By Chibuike Oguh
NEW YORK (Reuters) – KKR & Co Inc said on Monday its after-tax distributable earnings fell 26% year-on-year in the first quarter due to a sharp drop in asset sales from its private equity portfolio and lower transaction fees.
KKR and other private equity firms cashed out on fewer investments during the quarter as inflation, higher interest rates, geopolitical tensions and financial market volatility weighed on dealmaking.
After-tax distributable earnings, which represents the cash available for paying dividends to shareholders, fell to $719.3 million, down from $974 million posted a year. That translated to after-tax distributable earnings of 81 cents per share, which exceeded the average analyst estimate of 74 cents per share, according to Refinitiv data.

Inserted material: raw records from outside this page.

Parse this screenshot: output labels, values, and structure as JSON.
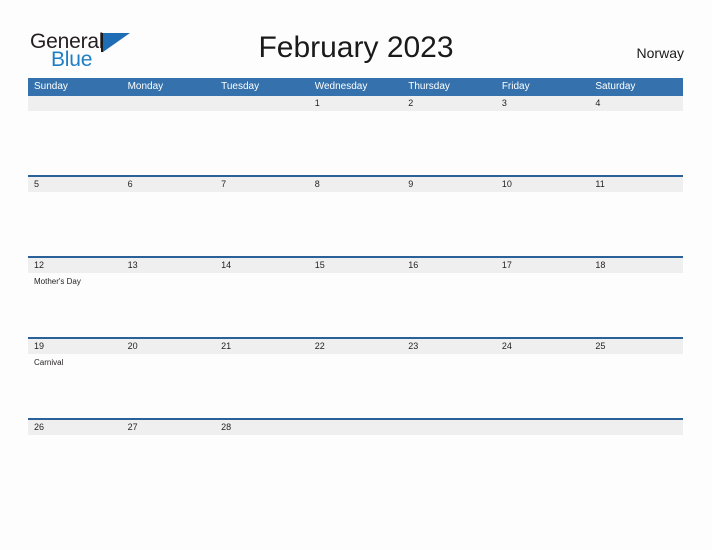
{
  "brand": {
    "word_one": "General",
    "word_two": "Blue",
    "flag_icon": "blue-flag-icon",
    "colors": {
      "general": "#231f20",
      "blue": "#1f7fc4",
      "flag": "#1f6db5"
    }
  },
  "header": {
    "title": "February 2023",
    "country": "Norway"
  },
  "calendar": {
    "colors": {
      "weekday_header_bg": "#3572ad",
      "weekday_header_text": "#ffffff",
      "week_divider": "#2a6199",
      "date_band_bg": "#efefef",
      "date_text": "#231f20",
      "page_bg": "#fdfdfd"
    },
    "weekdays": [
      "Sunday",
      "Monday",
      "Tuesday",
      "Wednesday",
      "Thursday",
      "Friday",
      "Saturday"
    ],
    "weeks": [
      {
        "days": [
          {
            "date": "",
            "events": []
          },
          {
            "date": "",
            "events": []
          },
          {
            "date": "",
            "events": []
          },
          {
            "date": "1",
            "events": []
          },
          {
            "date": "2",
            "events": []
          },
          {
            "date": "3",
            "events": []
          },
          {
            "date": "4",
            "events": []
          }
        ]
      },
      {
        "days": [
          {
            "date": "5",
            "events": []
          },
          {
            "date": "6",
            "events": []
          },
          {
            "date": "7",
            "events": []
          },
          {
            "date": "8",
            "events": []
          },
          {
            "date": "9",
            "events": []
          },
          {
            "date": "10",
            "events": []
          },
          {
            "date": "11",
            "events": []
          }
        ]
      },
      {
        "days": [
          {
            "date": "12",
            "events": [
              "Mother's Day"
            ]
          },
          {
            "date": "13",
            "events": []
          },
          {
            "date": "14",
            "events": []
          },
          {
            "date": "15",
            "events": []
          },
          {
            "date": "16",
            "events": []
          },
          {
            "date": "17",
            "events": []
          },
          {
            "date": "18",
            "events": []
          }
        ]
      },
      {
        "days": [
          {
            "date": "19",
            "events": [
              "Carnival"
            ]
          },
          {
            "date": "20",
            "events": []
          },
          {
            "date": "21",
            "events": []
          },
          {
            "date": "22",
            "events": []
          },
          {
            "date": "23",
            "events": []
          },
          {
            "date": "24",
            "events": []
          },
          {
            "date": "25",
            "events": []
          }
        ]
      },
      {
        "days": [
          {
            "date": "26",
            "events": []
          },
          {
            "date": "27",
            "events": []
          },
          {
            "date": "28",
            "events": []
          },
          {
            "date": "",
            "events": []
          },
          {
            "date": "",
            "events": []
          },
          {
            "date": "",
            "events": []
          },
          {
            "date": "",
            "events": []
          }
        ]
      }
    ]
  }
}
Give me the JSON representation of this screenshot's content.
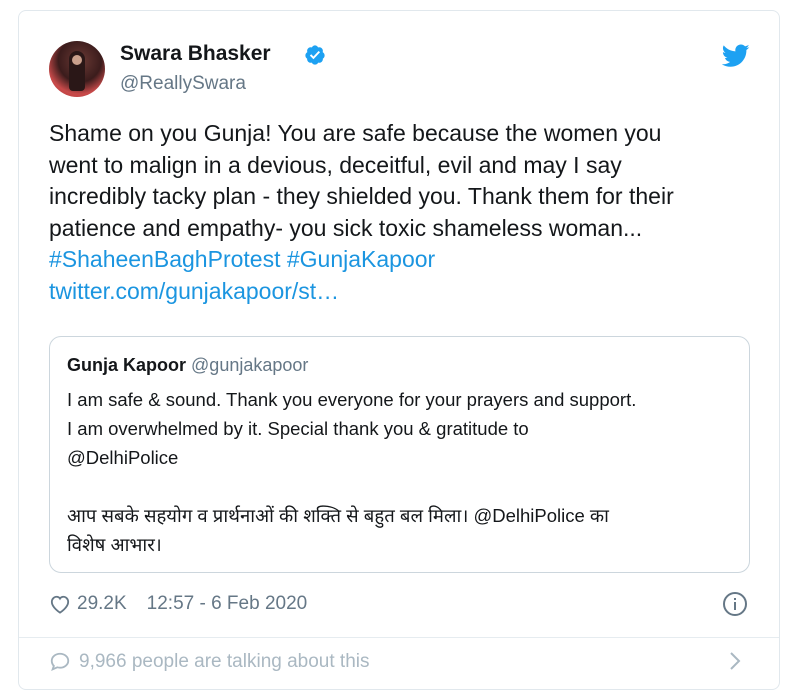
{
  "tweet": {
    "author_name": "Swara Bhasker",
    "author_handle": "@ReallySwara",
    "verified_icon": "verified-badge-icon",
    "platform_icon": "twitter-bird-icon",
    "text_lines": [
      "Shame on you Gunja! You are safe because the women you",
      "went to malign in a devious, deceitful, evil and may I say",
      "incredibly tacky plan - they shielded you. Thank them for their",
      "patience and empathy- you sick toxic shameless woman..."
    ],
    "hashtags": "#ShaheenBaghProtest #GunjaKapoor",
    "link": "twitter.com/gunjakapoor/st…"
  },
  "quoted": {
    "author_name": "Gunja Kapoor",
    "author_handle": "@gunjakapoor",
    "text_lines": [
      "I am safe & sound. Thank you everyone for your prayers and support.",
      "I am overwhelmed by it. Special thank you & gratitude to",
      "@DelhiPolice"
    ],
    "hindi_lines": [
      "आप सबके सहयोग व प्रार्थनाओं की शक्ति से बहुत बल मिला। @DelhiPolice का",
      "विशेष आभार।"
    ]
  },
  "meta": {
    "likes": "29.2K",
    "timestamp": "12:57 - 6 Feb 2020"
  },
  "footer": {
    "talking": "9,966 people are talking about this"
  },
  "colors": {
    "link": "#1b95e0",
    "secondary_text": "#657786",
    "border": "#e1e8ed"
  }
}
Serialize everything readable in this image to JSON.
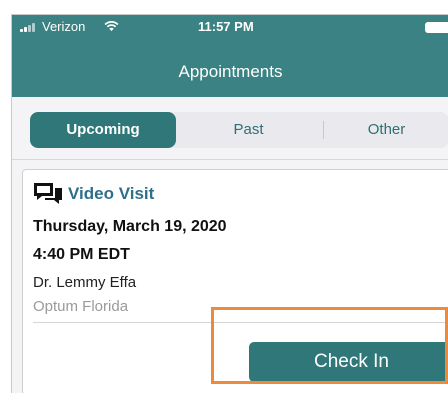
{
  "status_bar": {
    "carrier": "Verizon",
    "time": "11:57 PM"
  },
  "header": {
    "title": "Appointments"
  },
  "tabs": [
    {
      "label": "Upcoming",
      "active": true
    },
    {
      "label": "Past",
      "active": false
    },
    {
      "label": "Other",
      "active": false
    }
  ],
  "appointment": {
    "type": "Video Visit",
    "date": "Thursday, March 19, 2020",
    "time": "4:40 PM EDT",
    "provider": "Dr. Lemmy Effa",
    "location": "Optum Florida",
    "action_label": "Check In"
  },
  "colors": {
    "header_bg": "#3a8283",
    "accent": "#2f7779",
    "highlight": "#ee8a3b"
  }
}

KKR said its profit from asset sales fell 70% to $172.7 million. That result was in line with its peers, Blackstone Inc and Carlyle Group Inc, which also reported slower asset divestments in the first quarter.
Transaction fees from KKR’s capital markets division slumped by more than 60% to $102 million because of fewer deals across its portfolio companies.
KKR reported 18% growth in management fees to $738.2 million, up from $624.9 million a year earlier as the firm accumulated more assets. KKR’s earnings from investing the assets of its insurance franchise, annuities provider Global Atlantic, rose 43% to $205.1 million.
For its quarterly fund performance, KKR said its private equity portfolio gained 2%, infrastructure funds added 7%, leveraged credit funds grew 4%, while opportunistic real estate funds fell 3%. In comparison, the private equity funds of Blackstone and Carlyle appreciated by 2.8% and 1%, respectively.
Under generally accepted accounting principles, KKR posted net income of $322.7 million in the first quarter due to strong growth in revenue from its insurance and asset management businesses. That compared with a net loss of about $10 million in the same quarter a year earlier.
KKR raised $12 billion of new capital and made $10 billion of new investments in the first quarter. It declared a dividend of 16.5 cents per share.